- Occupation: Film Director

= Sameer Sharma (director) =

Indian film director

Sameer Sharma is an Indian film director who made his directorial debut in 2012 with the comedy film Luv Shuv Tey Chicken Khurana.

==Career==
Sameer Sharma started his film career as an assistant director on films Dilwale Dulhania Le Jayenge and Dil To Pagal Hai. He has also written the films Swades, Bhoot, and Khoya Khoya Chand and some of the dialogue for the movie Raincoat.

===Luv Shuv Tey Chicken Khurana===
Sharma said, "There is a moment in the film where the protagonist accepts that he is a ‘nobody’, and that particular moment came from me. Though I was writing for other directors, people around me were not sure if I would eventually make something of my own. I had a point to prove and that was perhaps the starting point for my film. At that time Sumit Batheja was pitching a Punjabi short film to one of Anurag’s co-producers, Guneet Monga and, being a Punjabi, I was intrigued."

So he collaborated with Sumit Batheja and wrote a completely Punjabi version of Luv Shuv Tey Chicken Khurana and pitched it to Rakeysh Omprakash Mehra. Though Mehra liked it, Sharma and Batheja felt that there was something missing, so they went back to the script and reworked some portions. Once they were satisfied with what they had written, they showed it to Vikramaditya Motwane. He loved it and said that if Anurag Kashyap doesn't produce it, he would. Sameer Sharma was happy that they had done something right.

Sameer Sharma narrates,"I was on my way to Varanasi to narrate the script to Anurag Kashyap and coincidentally found that he was on the same flight. I had carried the script to make notes and he asked me if I had it. He took the script from me, sat a few rows ahead and started reading it. I could hear him laugh while reading and that is when I realised that we had a potential winner, but at that point I wasn't very sure if it would work."

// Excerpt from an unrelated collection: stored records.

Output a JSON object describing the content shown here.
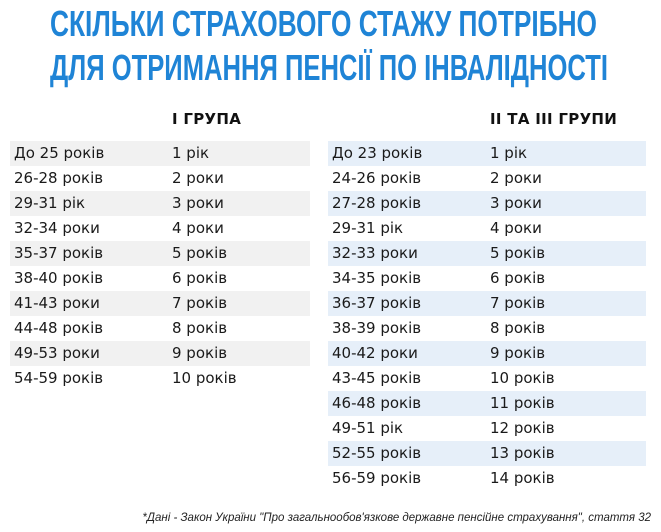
{
  "title": [
    "СКІЛЬКИ СТРАХОВОГО СТАЖУ ПОТРІБНО",
    "ДЛЯ ОТРИМАННЯ ПЕНСІЇ ПО ІНВАЛІДНОСТІ"
  ],
  "tables": [
    {
      "header": "І ГРУПА",
      "rows": [
        [
          "До 25 років",
          "1 рік"
        ],
        [
          "26-28 років",
          "2 роки"
        ],
        [
          "29-31 рік",
          "3 роки"
        ],
        [
          "32-34 роки",
          "4 роки"
        ],
        [
          "35-37 років",
          "5 років"
        ],
        [
          "38-40 років",
          "6 років"
        ],
        [
          "41-43 роки",
          "7 років"
        ],
        [
          "44-48 років",
          "8 років"
        ],
        [
          "49-53 роки",
          "9 років"
        ],
        [
          "54-59 років",
          "10 років"
        ]
      ]
    },
    {
      "header": "ІІ ТА ІІІ ГРУПИ",
      "rows": [
        [
          "До 23 років",
          "1 рік"
        ],
        [
          "24-26 років",
          "2 роки"
        ],
        [
          "27-28 років",
          "3 роки"
        ],
        [
          "29-31 рік",
          "4 роки"
        ],
        [
          "32-33 роки",
          "5 років"
        ],
        [
          "34-35 років",
          "6 років"
        ],
        [
          "36-37 років",
          "7 років"
        ],
        [
          "38-39 років",
          "8 років"
        ],
        [
          "40-42 роки",
          "9 років"
        ],
        [
          "43-45 років",
          "10 років"
        ],
        [
          "46-48 років",
          "11 років"
        ],
        [
          "49-51 рік",
          "12 років"
        ],
        [
          "52-55 років",
          "13 років"
        ],
        [
          "56-59 років",
          "14 років"
        ]
      ]
    }
  ],
  "footnote": "*Дані - Закон України \"Про загальнообов'язкове державне пенсійне страхування\", стаття 32"
}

Of Luv Shuv Tey Chicken Khurana he says "I have drawn inspiration from real life experiences for the film as I have first-hand account of how tough and competitive the hospitality and food industry can be. I think it is important to make an honest film which is going to engage people and it can be any genre. You have to communicate with the audience. Give them a sense of emotion, make them laugh, touch their souls. It's all about what you create for them."

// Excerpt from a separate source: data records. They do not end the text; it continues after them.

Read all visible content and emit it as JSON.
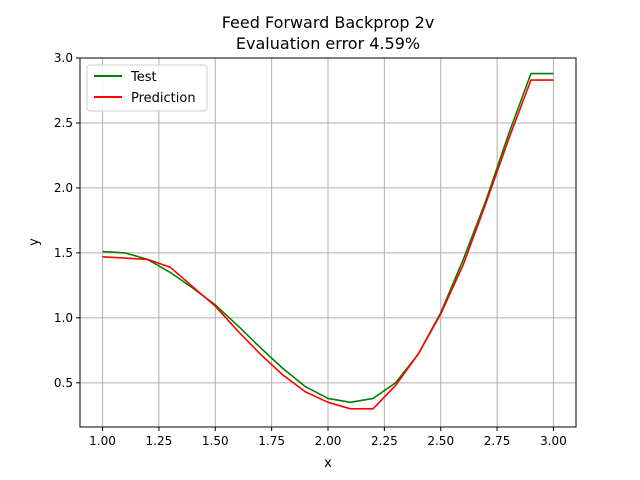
{
  "chart_data": {
    "type": "line",
    "title": "Feed Forward Backprop 2v",
    "subtitle": "Evaluation error 4.59%",
    "xlabel": "x",
    "ylabel": "y",
    "xlim": [
      0.9,
      3.1
    ],
    "ylim": [
      0.16,
      3.0
    ],
    "xticks": [
      "1.00",
      "1.25",
      "1.50",
      "1.75",
      "2.00",
      "2.25",
      "2.50",
      "2.75",
      "3.00"
    ],
    "yticks": [
      "0.5",
      "1.0",
      "1.5",
      "2.0",
      "2.5",
      "3.0"
    ],
    "grid": true,
    "legend": "top-left",
    "x": [
      1.0,
      1.1,
      1.2,
      1.3,
      1.4,
      1.5,
      1.6,
      1.7,
      1.8,
      1.9,
      2.0,
      2.1,
      2.2,
      2.3,
      2.4,
      2.5,
      2.6,
      2.7,
      2.8,
      2.9,
      3.0
    ],
    "series": [
      {
        "name": "Test",
        "color": "#008000",
        "values": [
          1.51,
          1.5,
          1.45,
          1.35,
          1.23,
          1.1,
          0.94,
          0.77,
          0.61,
          0.47,
          0.38,
          0.35,
          0.38,
          0.5,
          0.72,
          1.04,
          1.45,
          1.9,
          2.41,
          2.88,
          2.88
        ]
      },
      {
        "name": "Prediction",
        "color": "#ff0000",
        "values": [
          1.47,
          1.46,
          1.45,
          1.39,
          1.24,
          1.09,
          0.9,
          0.72,
          0.56,
          0.43,
          0.35,
          0.3,
          0.3,
          0.48,
          0.72,
          1.03,
          1.41,
          1.88,
          2.37,
          2.83,
          2.83
        ]
      }
    ]
  }
}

He says, "I don’t believe in the brainless entertainer genre. It doesn't suit my sensibility. I am here to make films that will be remembered. No matter if a film makes Rs 100 crores – will it be talked about post the opening weekend ? Films like Anand and Bawarchi are very close to my heart and these are stories that we actually connect with. If after watching Luv Shuv Tey Chicken Khurana the audience feels like reconnecting with their families, my job is done."

===Current work===
As of 2013, Sharma is working on his next film, Jugalbandi, which will revolve around music. It is rumoured to star Rajkummar Rao. It will be dedicated to his maternal grandfather, singer Mukesh. It will tell the story of two musicians, the guru and the shishya. The film which will be produced by Salman Khan under Salman Khan Films will have Saif Ali Khan as the lead.

==Filmography==
- Luv Shuv Tey Chicken Khurana (2012)
- Jugalbandi (TBD)
- Dilwale Dulhania Le Jayenge (assistant director)
- Dil To Pagal Hai (assistant director)
- Swades (screenplay)
- Bhoot (screenplay)
- Khoya Khoya Chand (screenplay)
- Raincoat (dialogues)

==Personal life==
Sharma's maternal grandfather was singer Mukesh, and his paternal grandfather was film distributor B. M. Sharma. Actor Neil Nitin Mukesh is his second cousin.